The Independent Market Observer | Outlook. Opinion. Insight.

6/28/13 – Productivity and the Deficit

Written by Brad McMillan, CFA®, CFP® | Jun 28, 2013 10:17:44 AM

Not a lot of urgent economic news today, thank goodness. The recovery continues, with more good news and an increasing percentage of data points coming in above expectations. The Fed continues to emphasize that it has not and will not pull back in the immediate future, and stock markets are responding.

So, in the face of all this good news, let’s go looking for more. Today, I want to talk about productivity, structural changes in service provision, and how that can start to work to alleviate some of the deficit problems we’ll be facing in the next 20 years.

One of the principal tailwinds to corporate profits over the past couple of years has been the growth in productivity. Put another way, companies have laid off many people and done more with less labor. They accomplished this through a mix of working the remaining employees harder and by being more efficient.

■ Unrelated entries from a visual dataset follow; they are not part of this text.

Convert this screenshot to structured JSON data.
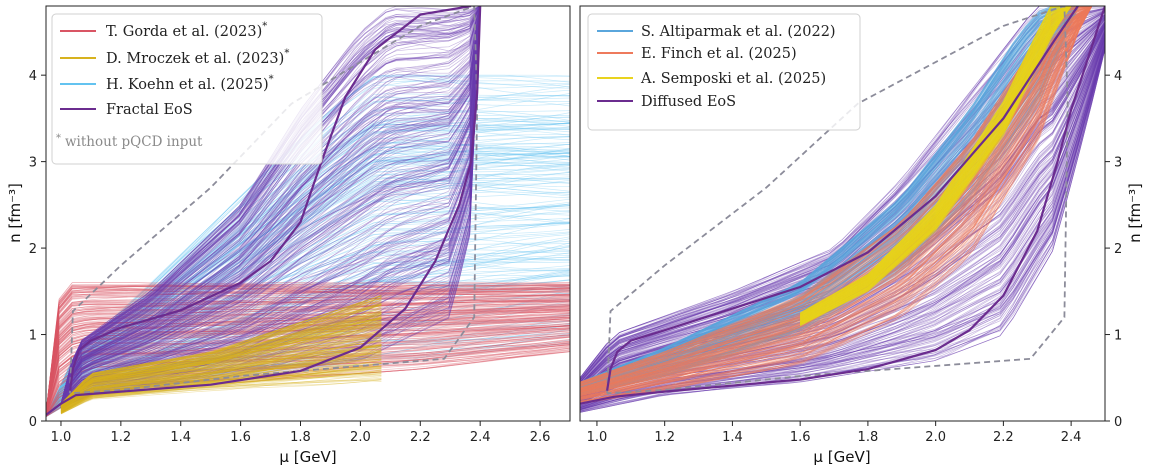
{
  "colors": {
    "gorda": "#d95564",
    "mroczek": "#d7b21e",
    "koehn": "#63c3f0",
    "fractal": "#6b2c8f",
    "altiparmak": "#5aa6dc",
    "finch": "#ee7a5c",
    "semposki": "#e9d31e",
    "diffused": "#6b2c8f",
    "band": "#6a3bb0",
    "hull": "#8c8c9a"
  },
  "chart_data": [
    {
      "id": "left",
      "type": "line",
      "xlabel": "μ [GeV]",
      "ylabel": "n [fm⁻³]",
      "xlim": [
        0.95,
        2.7
      ],
      "ylim": [
        0,
        4.8
      ],
      "xticks": [
        1.0,
        1.2,
        1.4,
        1.6,
        1.8,
        2.0,
        2.2,
        2.4,
        2.6
      ],
      "yticks": [
        0,
        1,
        2,
        3,
        4
      ],
      "y_axis_side": "left",
      "legend_position": "top-left",
      "legend": [
        {
          "label": "T. Gorda et al. (2023)",
          "sup": "*",
          "color_key": "gorda"
        },
        {
          "label": "D. Mroczek et al. (2023)",
          "sup": "*",
          "color_key": "mroczek"
        },
        {
          "label": "H. Koehn et al. (2025)",
          "sup": "*",
          "color_key": "koehn"
        },
        {
          "label": "Fractal EoS",
          "sup": "",
          "color_key": "fractal"
        }
      ],
      "annotation": {
        "star": "*",
        "text": "without pQCD input"
      },
      "bands": [
        {
          "name": "H. Koehn et al. (2025)",
          "color_key": "koehn",
          "mu_start": 0.95,
          "mu_end": 2.7,
          "n_lower": [
            [
              0.95,
              0.05
            ],
            [
              1.1,
              0.35
            ],
            [
              1.6,
              0.5
            ],
            [
              2.2,
              0.7
            ],
            [
              2.7,
              0.9
            ]
          ],
          "n_upper": [
            [
              0.95,
              0.05
            ],
            [
              1.05,
              0.8
            ],
            [
              1.3,
              1.6
            ],
            [
              1.6,
              2.6
            ],
            [
              1.9,
              3.6
            ],
            [
              2.05,
              4.0
            ],
            [
              2.7,
              4.0
            ]
          ]
        },
        {
          "name": "T. Gorda et al. (2023)",
          "color_key": "gorda",
          "mu_start": 0.95,
          "mu_end": 2.7,
          "n_lower": [
            [
              0.95,
              0.05
            ],
            [
              1.1,
              0.35
            ],
            [
              1.6,
              0.45
            ],
            [
              2.2,
              0.6
            ],
            [
              2.7,
              0.8
            ]
          ],
          "n_upper": [
            [
              0.95,
              0.1
            ],
            [
              1.0,
              1.6
            ],
            [
              2.7,
              1.6
            ]
          ]
        },
        {
          "name": "Fractal EoS",
          "color_key": "band",
          "mu_start": 1.0,
          "mu_end": 2.4,
          "n_lower": [
            [
              1.0,
              0.15
            ],
            [
              1.1,
              0.3
            ],
            [
              1.5,
              0.45
            ],
            [
              2.0,
              0.7
            ],
            [
              2.3,
              1.2
            ],
            [
              2.39,
              2.5
            ],
            [
              2.4,
              4.8
            ]
          ],
          "n_upper": [
            [
              1.0,
              0.2
            ],
            [
              1.05,
              0.9
            ],
            [
              1.3,
              1.5
            ],
            [
              1.6,
              2.5
            ],
            [
              1.8,
              3.6
            ],
            [
              2.0,
              4.5
            ],
            [
              2.1,
              4.8
            ]
          ]
        },
        {
          "name": "D. Mroczek et al. (2023)",
          "color_key": "mroczek",
          "mu_start": 1.0,
          "mu_end": 2.07,
          "n_lower": [
            [
              1.0,
              0.08
            ],
            [
              1.1,
              0.25
            ],
            [
              1.5,
              0.35
            ],
            [
              2.07,
              0.45
            ]
          ],
          "n_upper": [
            [
              1.0,
              0.2
            ],
            [
              1.1,
              0.55
            ],
            [
              1.5,
              0.8
            ],
            [
              2.07,
              1.45
            ]
          ]
        }
      ],
      "lines": [
        {
          "name": "Fractal EoS upper",
          "color_key": "fractal",
          "points": [
            [
              1.03,
              0.35
            ],
            [
              1.04,
              0.6
            ],
            [
              1.06,
              0.82
            ],
            [
              1.1,
              0.93
            ],
            [
              1.2,
              1.08
            ],
            [
              1.4,
              1.28
            ],
            [
              1.6,
              1.6
            ],
            [
              1.7,
              1.85
            ],
            [
              1.8,
              2.3
            ],
            [
              1.87,
              3.0
            ],
            [
              1.95,
              3.75
            ],
            [
              2.05,
              4.3
            ],
            [
              2.2,
              4.7
            ],
            [
              2.37,
              4.8
            ]
          ]
        },
        {
          "name": "Fractal EoS lower",
          "color_key": "fractal",
          "points": [
            [
              0.95,
              0.07
            ],
            [
              1.0,
              0.2
            ],
            [
              1.05,
              0.3
            ],
            [
              1.2,
              0.34
            ],
            [
              1.5,
              0.42
            ],
            [
              1.8,
              0.58
            ],
            [
              2.0,
              0.85
            ],
            [
              2.15,
              1.3
            ],
            [
              2.25,
              1.85
            ],
            [
              2.33,
              2.5
            ],
            [
              2.37,
              3.0
            ],
            [
              2.39,
              3.8
            ],
            [
              2.4,
              4.8
            ]
          ]
        }
      ],
      "hull": [
        [
          1.03,
          0.32
        ],
        [
          1.04,
          1.27
        ],
        [
          1.2,
          1.8
        ],
        [
          1.5,
          2.7
        ],
        [
          1.77,
          3.67
        ],
        [
          2.2,
          4.57
        ],
        [
          2.38,
          4.8
        ],
        [
          2.39,
          3.7
        ],
        [
          2.38,
          1.2
        ],
        [
          2.28,
          0.72
        ],
        [
          1.6,
          0.52
        ],
        [
          1.2,
          0.36
        ],
        [
          1.03,
          0.32
        ]
      ]
    },
    {
      "id": "right",
      "type": "line",
      "xlabel": "μ [GeV]",
      "ylabel": "n [fm⁻³]",
      "xlim": [
        0.95,
        2.5
      ],
      "ylim": [
        0,
        4.8
      ],
      "xticks": [
        1.0,
        1.2,
        1.4,
        1.6,
        1.8,
        2.0,
        2.2,
        2.4
      ],
      "yticks": [
        0,
        1,
        2,
        3,
        4
      ],
      "y_axis_side": "right",
      "legend_position": "top-left",
      "legend": [
        {
          "label": "S. Altiparmak et al. (2022)",
          "sup": "",
          "color_key": "altiparmak"
        },
        {
          "label": "E. Finch et al. (2025)",
          "sup": "",
          "color_key": "finch"
        },
        {
          "label": "A. Semposki et al. (2025)",
          "sup": "",
          "color_key": "semposki"
        },
        {
          "label": "Diffused EoS",
          "sup": "",
          "color_key": "diffused"
        }
      ],
      "bands": [
        {
          "name": "Diffused EoS",
          "color_key": "band",
          "mu_start": 0.95,
          "mu_end": 2.5,
          "n_lower": [
            [
              0.95,
              0.1
            ],
            [
              1.2,
              0.3
            ],
            [
              1.6,
              0.45
            ],
            [
              2.0,
              0.7
            ],
            [
              2.2,
              1.0
            ],
            [
              2.35,
              2.0
            ],
            [
              2.45,
              3.5
            ],
            [
              2.5,
              4.3
            ]
          ],
          "n_upper": [
            [
              0.95,
              0.5
            ],
            [
              1.05,
              1.0
            ],
            [
              1.4,
              1.5
            ],
            [
              1.7,
              2.0
            ],
            [
              1.9,
              2.8
            ],
            [
              2.1,
              3.8
            ],
            [
              2.3,
              4.8
            ],
            [
              2.5,
              4.8
            ]
          ]
        },
        {
          "name": "S. Altiparmak et al. (2022)",
          "color_key": "altiparmak",
          "mu_start": 0.95,
          "mu_end": 2.5,
          "n_lower": [
            [
              0.95,
              0.3
            ],
            [
              1.2,
              0.5
            ],
            [
              1.6,
              1.0
            ],
            [
              1.9,
              1.7
            ],
            [
              2.1,
              2.5
            ],
            [
              2.3,
              3.6
            ],
            [
              2.42,
              4.8
            ],
            [
              2.5,
              4.8
            ]
          ],
          "n_upper": [
            [
              0.95,
              0.45
            ],
            [
              1.2,
              0.85
            ],
            [
              1.6,
              1.6
            ],
            [
              1.9,
              2.6
            ],
            [
              2.1,
              3.6
            ],
            [
              2.25,
              4.5
            ],
            [
              2.32,
              4.8
            ],
            [
              2.5,
              4.8
            ]
          ]
        },
        {
          "name": "E. Finch et al. (2025)",
          "color_key": "finch",
          "mu_start": 0.95,
          "mu_end": 2.5,
          "n_lower": [
            [
              0.95,
              0.2
            ],
            [
              1.2,
              0.35
            ],
            [
              1.6,
              0.65
            ],
            [
              1.9,
              1.2
            ],
            [
              2.1,
              1.9
            ],
            [
              2.3,
              3.2
            ],
            [
              2.45,
              4.8
            ],
            [
              2.5,
              4.8
            ]
          ],
          "n_upper": [
            [
              0.95,
              0.45
            ],
            [
              1.2,
              0.8
            ],
            [
              1.6,
              1.45
            ],
            [
              1.9,
              2.3
            ],
            [
              2.1,
              3.2
            ],
            [
              2.3,
              4.4
            ],
            [
              2.36,
              4.8
            ],
            [
              2.5,
              4.8
            ]
          ]
        },
        {
          "name": "A. Semposki et al. (2025)",
          "color_key": "semposki",
          "mu_start": 1.6,
          "mu_end": 2.4,
          "n_lower": [
            [
              1.6,
              1.1
            ],
            [
              1.8,
              1.5
            ],
            [
              2.0,
              2.2
            ],
            [
              2.2,
              3.3
            ],
            [
              2.35,
              4.5
            ],
            [
              2.4,
              4.8
            ]
          ],
          "n_upper": [
            [
              1.6,
              1.25
            ],
            [
              1.8,
              1.7
            ],
            [
              2.0,
              2.5
            ],
            [
              2.2,
              3.7
            ],
            [
              2.3,
              4.5
            ],
            [
              2.34,
              4.8
            ]
          ]
        }
      ],
      "lines": [
        {
          "name": "Diffused EoS upper",
          "color_key": "diffused",
          "points": [
            [
              1.03,
              0.35
            ],
            [
              1.04,
              0.6
            ],
            [
              1.06,
              0.8
            ],
            [
              1.1,
              0.93
            ],
            [
              1.2,
              1.05
            ],
            [
              1.4,
              1.3
            ],
            [
              1.6,
              1.55
            ],
            [
              1.8,
              1.95
            ],
            [
              2.0,
              2.6
            ],
            [
              2.2,
              3.5
            ],
            [
              2.35,
              4.4
            ],
            [
              2.42,
              4.8
            ]
          ]
        },
        {
          "name": "Diffused EoS lower",
          "color_key": "diffused",
          "points": [
            [
              0.95,
              0.2
            ],
            [
              1.05,
              0.28
            ],
            [
              1.2,
              0.34
            ],
            [
              1.6,
              0.48
            ],
            [
              1.8,
              0.6
            ],
            [
              2.0,
              0.82
            ],
            [
              2.1,
              1.05
            ],
            [
              2.2,
              1.45
            ],
            [
              2.3,
              2.2
            ],
            [
              2.36,
              3.0
            ],
            [
              2.4,
              3.6
            ],
            [
              2.45,
              4.2
            ],
            [
              2.5,
              4.8
            ]
          ]
        }
      ],
      "hull": [
        [
          1.03,
          0.32
        ],
        [
          1.04,
          1.27
        ],
        [
          1.2,
          1.8
        ],
        [
          1.5,
          2.7
        ],
        [
          1.77,
          3.67
        ],
        [
          2.2,
          4.57
        ],
        [
          2.38,
          4.8
        ],
        [
          2.39,
          3.7
        ],
        [
          2.38,
          1.2
        ],
        [
          2.28,
          0.72
        ],
        [
          1.6,
          0.52
        ],
        [
          1.2,
          0.36
        ],
        [
          1.03,
          0.32
        ]
      ]
    }
  ]
}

Many industries can do this, but two very big ones, education and medical care, have resisted such productivity gains. Doctors and teachers can only deal with so many people effectively per day. In the jargon, their services are not scalable. You can’t get more out without putting more (doctors or teachers) in.

By no coincidence, these industries have also been two of the ones in which costs have been least controllable. While other industries—computers, cars, music—have become more efficient and invented new business models, education and medical care have remained with their old, one-on-one or one-on-a-few model.

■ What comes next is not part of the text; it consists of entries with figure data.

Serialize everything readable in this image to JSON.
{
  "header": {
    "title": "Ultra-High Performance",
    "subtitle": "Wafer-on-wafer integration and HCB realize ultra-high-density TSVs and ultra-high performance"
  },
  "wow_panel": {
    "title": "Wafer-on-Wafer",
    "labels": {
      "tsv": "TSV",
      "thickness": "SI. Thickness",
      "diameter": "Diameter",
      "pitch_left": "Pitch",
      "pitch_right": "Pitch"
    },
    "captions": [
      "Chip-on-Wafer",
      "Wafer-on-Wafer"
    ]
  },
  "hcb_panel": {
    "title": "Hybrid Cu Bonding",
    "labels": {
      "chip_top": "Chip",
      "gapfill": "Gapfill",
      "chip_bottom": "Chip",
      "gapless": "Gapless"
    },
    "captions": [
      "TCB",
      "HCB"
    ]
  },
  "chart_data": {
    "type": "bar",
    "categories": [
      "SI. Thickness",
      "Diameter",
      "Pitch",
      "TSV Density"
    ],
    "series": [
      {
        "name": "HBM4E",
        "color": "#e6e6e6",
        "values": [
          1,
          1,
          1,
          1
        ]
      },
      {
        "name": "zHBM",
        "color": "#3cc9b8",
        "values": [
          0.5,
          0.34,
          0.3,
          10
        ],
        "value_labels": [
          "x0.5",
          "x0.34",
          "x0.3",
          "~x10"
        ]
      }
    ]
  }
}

This isn’t to blame these two industries specifically. The problem is endemic to service industries, and one of the biggest challenges for companies has been to figure out how to maintain service and quality levels while cutting the actual people component.

Technology has been a huge part of this, with good results (I can’t imagine dictating this post to a secretary, for example, rather than typing it myself) and bad (endless corporate voicemail trees). Applying technology to education and health care has been hard so far, and we haven’t seen the productivity gains that allow lower cost growth.

So far, anyway, but there are signs that may be changing. The reason I singled out health care and education among service industries is that they matter at a national level. Health care is one of the principal drivers of the deficit in the form of Medicare, which will only become more important in the next couple of decades. Education and student loan costs will make or break the ability of workers—and the economy—to continue to make real gains. Doing a better job with these two sectors may determine whether we succeed as a country in the next 50 years.

Both of these industries warrant a more detailed discussion, which I will tackle next week, but briefly, the points are as follows. Health care costs have grown unbelievably over the past 50 years, but the rate of change has actually been slowing and recently rolled over. Studies of other industries have found that it can take decades for new technology to make meaningful productivity differences—and they seem to be showing up on about that schedule in health care. Good news.

The same applies for education, but in a different way. While the actual observed cost inflation hasn’t downshifted, the availability has increased sharply, thanks to technology. I suspect the statistics haven’t yet caught up with the reality, due to measurement difficulties.